Amnesty International demande aux autorités algériennes de faire en sorte que cette initiative traduise dans les faits la promesse non tenue de réagir au problème des « disparitions ». Les autorités pourraient donner un gage de leur détermination à répondre à la détresse des familles de « disparus » en invitant en Algérie le Groupe de travail des Nations unies sur les disparitions forcées ou involontaires. Cet organe d’experts de la Commission des droits de l’homme des Nations unies avait demandé à se rendre en Algérie en 2000, et n’a toujours par reçu cette permission.

Contexte
L’organe officiel des droits humains en Algérie, la Commission nationale consultative de promotion et de protection des droits humains, dirigée par Farouk Ksentini, a proposé quelques mois plus tôt de créer une commission d’enquête sur les « disparitions ». Dans son dernier rapport, Algérie. Mesures prometteuses ou simples faux-fuyants ? (index AI : MDE 28/005/2003) , publié le 16 septembre 2003, Amnesty International a salué cette initiative et demandé aux autorités de faire en sorte que toute commission ainsi créée soit indépendante, efficace, dotée de pouvoirs réels, et qu’elle représente les intérêts des victimes.

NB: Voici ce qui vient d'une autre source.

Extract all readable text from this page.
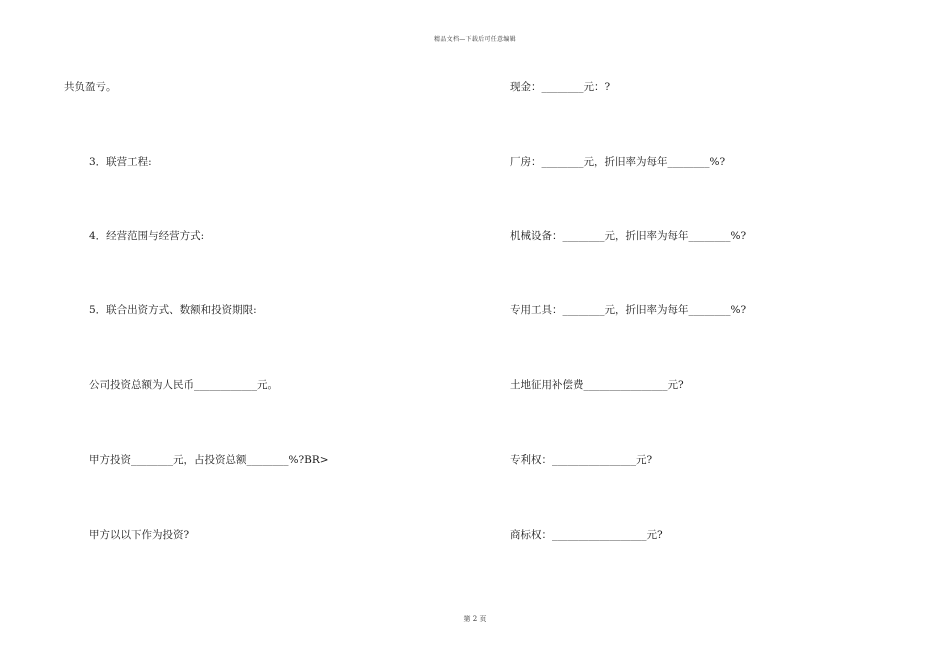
精品文档—下载后可任意编辑
共负盈亏。
3．联营工程:
4．经营范围与经营方式:
5．联合出资方式、数额和投资期限:
公司投资总额为人民币____________元。
甲方投资________元，占投资总额________%?BR>
甲方以以下作为投资?
现金：________元：?
厂房：________元，折旧率为每年________%?
机械设备：________元，折旧率为每年________%?
专用工具：________元，折旧率为每年________%?
土地征用补偿费________________元?
专利权：________________元?
商标权：__________________元?
第 2 页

Depuis 1993, en particulier entre 1993 et 1998, des milliers de femmes et d’hommes ont « disparu » en Algérie après avoir été arrêtés par des membres des forces de sécurité ou des milices armées par l’État. Amnesty International a établi environ 4 000 dossiers de « disparitions », mais reconnaît que leur nombre réel pourrait être bien plus élevé.
Les autorités n’ont pour l’instant pris aucune mesure efficace pour découvrir ce qu’il était advenu des « disparus » ou pour traduire les responsables en justice. Les autorités ont même refusé de reconnaître la responsabilité de l’État pour cette vague de « disparitions ».